Tools for Teaching Accessiblity?

Look out! Blind People cyclingSo I’ve been considering some of the issues that have been raised at the 2015 Summer Seminar: Access/ibility in Digital Publishing, trying to figure out where I fit in. I have some experience with many different kinds of issues, but I haven’t completely figured out where I belong in the conversations the group has been having.

So I began thinking about how many students (and probably many authors) respond to concerns about making their work accessible. There’s push back, reluctance, and sometimes even refusal. It’s more than simply not wanting to do the extra work or not knowing how to do what’s necessary. I think it’s a failure to understand, even to recognize their privilege–and as a result, an inability to know what needs to change to make a project more accessible.

An example might help. Let’s say a writer adds a photo to something. She might understand that she should include an alt tag for that image, but does she understand how to write a rhetorically effective alt tag? Does she know about long descriptions? Has she ever interacted with a reader with low or no vision? How do you teach someone not to see so that she can understand the needs of her readers?

As I tried to puzzle out this complicated task of extending accessibility of a project (and we are talking about extending. These projects are already accessible. They are just not accessible to everyone or in every way possible), so as I was trying to puzzle out making a project accessible, I began wondering about the opposite (so to speak) of the task. Would I ever ask a person with low or no vision to make a project more visual by adding color, illustrations, and design elements? If I did, what kind of support would I need to provide her? How would I help her understand visual aspects that she (possibly) had never seen and might never use as she herself accessed a text? How would she know if she was meeting her goals?

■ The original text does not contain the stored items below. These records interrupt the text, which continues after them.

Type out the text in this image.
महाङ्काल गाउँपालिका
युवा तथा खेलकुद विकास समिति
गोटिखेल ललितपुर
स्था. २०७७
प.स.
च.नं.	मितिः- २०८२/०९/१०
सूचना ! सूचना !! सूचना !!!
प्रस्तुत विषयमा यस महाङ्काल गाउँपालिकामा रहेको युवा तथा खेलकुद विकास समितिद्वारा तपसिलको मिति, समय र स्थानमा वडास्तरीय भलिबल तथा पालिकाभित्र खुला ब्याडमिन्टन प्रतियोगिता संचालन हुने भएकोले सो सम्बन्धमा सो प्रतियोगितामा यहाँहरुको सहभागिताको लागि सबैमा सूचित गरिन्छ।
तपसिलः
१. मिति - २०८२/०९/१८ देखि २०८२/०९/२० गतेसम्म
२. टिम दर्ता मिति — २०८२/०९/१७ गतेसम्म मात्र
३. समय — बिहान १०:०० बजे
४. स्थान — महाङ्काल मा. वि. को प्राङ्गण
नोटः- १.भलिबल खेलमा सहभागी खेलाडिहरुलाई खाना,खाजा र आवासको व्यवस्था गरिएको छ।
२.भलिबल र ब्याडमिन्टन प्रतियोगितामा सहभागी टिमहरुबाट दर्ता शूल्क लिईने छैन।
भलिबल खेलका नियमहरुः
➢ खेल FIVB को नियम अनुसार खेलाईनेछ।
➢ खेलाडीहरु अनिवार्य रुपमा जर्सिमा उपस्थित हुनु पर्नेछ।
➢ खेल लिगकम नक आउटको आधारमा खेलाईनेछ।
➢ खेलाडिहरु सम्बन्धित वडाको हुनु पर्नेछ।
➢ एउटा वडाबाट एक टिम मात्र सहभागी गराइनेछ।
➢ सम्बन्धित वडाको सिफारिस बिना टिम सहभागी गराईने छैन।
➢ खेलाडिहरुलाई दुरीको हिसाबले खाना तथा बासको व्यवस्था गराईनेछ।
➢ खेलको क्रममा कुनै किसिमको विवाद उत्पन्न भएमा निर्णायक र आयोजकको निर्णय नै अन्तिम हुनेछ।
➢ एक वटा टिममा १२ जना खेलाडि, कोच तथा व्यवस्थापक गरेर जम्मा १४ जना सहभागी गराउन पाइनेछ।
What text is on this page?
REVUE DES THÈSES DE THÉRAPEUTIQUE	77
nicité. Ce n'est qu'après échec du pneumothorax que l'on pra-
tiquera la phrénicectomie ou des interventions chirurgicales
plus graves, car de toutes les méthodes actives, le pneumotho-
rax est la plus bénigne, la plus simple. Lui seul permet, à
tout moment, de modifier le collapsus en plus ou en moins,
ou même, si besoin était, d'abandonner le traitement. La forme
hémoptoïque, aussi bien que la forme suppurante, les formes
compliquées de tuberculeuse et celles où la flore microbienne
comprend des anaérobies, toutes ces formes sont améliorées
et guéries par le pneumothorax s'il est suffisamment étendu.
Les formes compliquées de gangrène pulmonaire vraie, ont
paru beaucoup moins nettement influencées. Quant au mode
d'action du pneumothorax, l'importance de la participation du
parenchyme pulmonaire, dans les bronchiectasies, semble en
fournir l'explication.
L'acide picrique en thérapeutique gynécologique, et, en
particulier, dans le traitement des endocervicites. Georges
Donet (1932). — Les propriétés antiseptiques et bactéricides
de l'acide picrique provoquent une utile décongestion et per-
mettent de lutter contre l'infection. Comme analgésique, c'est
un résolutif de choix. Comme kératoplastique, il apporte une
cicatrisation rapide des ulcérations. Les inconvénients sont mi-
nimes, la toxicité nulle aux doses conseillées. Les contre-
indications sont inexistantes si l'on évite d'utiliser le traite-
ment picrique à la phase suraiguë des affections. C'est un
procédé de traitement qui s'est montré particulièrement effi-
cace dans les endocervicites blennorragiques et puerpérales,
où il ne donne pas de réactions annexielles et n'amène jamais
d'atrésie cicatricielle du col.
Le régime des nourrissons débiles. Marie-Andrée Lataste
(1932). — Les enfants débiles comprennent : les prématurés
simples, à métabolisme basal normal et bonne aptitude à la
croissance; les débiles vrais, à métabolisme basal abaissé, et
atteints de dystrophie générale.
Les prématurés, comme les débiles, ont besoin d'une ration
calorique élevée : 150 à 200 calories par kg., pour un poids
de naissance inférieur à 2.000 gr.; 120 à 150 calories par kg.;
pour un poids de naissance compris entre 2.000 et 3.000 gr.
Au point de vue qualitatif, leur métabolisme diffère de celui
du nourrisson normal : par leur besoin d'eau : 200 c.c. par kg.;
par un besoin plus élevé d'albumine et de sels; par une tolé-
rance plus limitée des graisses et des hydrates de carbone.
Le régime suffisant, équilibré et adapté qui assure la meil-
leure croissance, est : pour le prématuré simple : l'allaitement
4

A sighted writer who has never consciously worked to make a project accessible to someone with low or no vision likely feels she’s confronting similar constraints. She cannot see the absences in the project that she needs to fill out, and she doesn’t understand the extent to which she needs to fill them out. Her privileges as a sighted writer is not obvious to her.

So my question, or perhaps the challenge I’d love to address, is how do I find ways to help those who do not need alternate accessibility paths understand the task of adding them to a text? What tools are available to help such a writer understand the accessibility needs? I’m not looking for the tools to add accessibility, but teaching tools and strategies to help people understand why those accessibility tools are necessary and how they add layers of access to the project. What tools can help her understand the difference between simplistically making something accessible and making it deeply accessible?

I think there are some obvious strategies that people use, like trying to read a text with a screen reader and working to notice what is missing and what doesn’t work. There are accessibility checkers online that people can apply to their texts. I’m not satisfied that tools like these are the best solution. I’m not sure what is.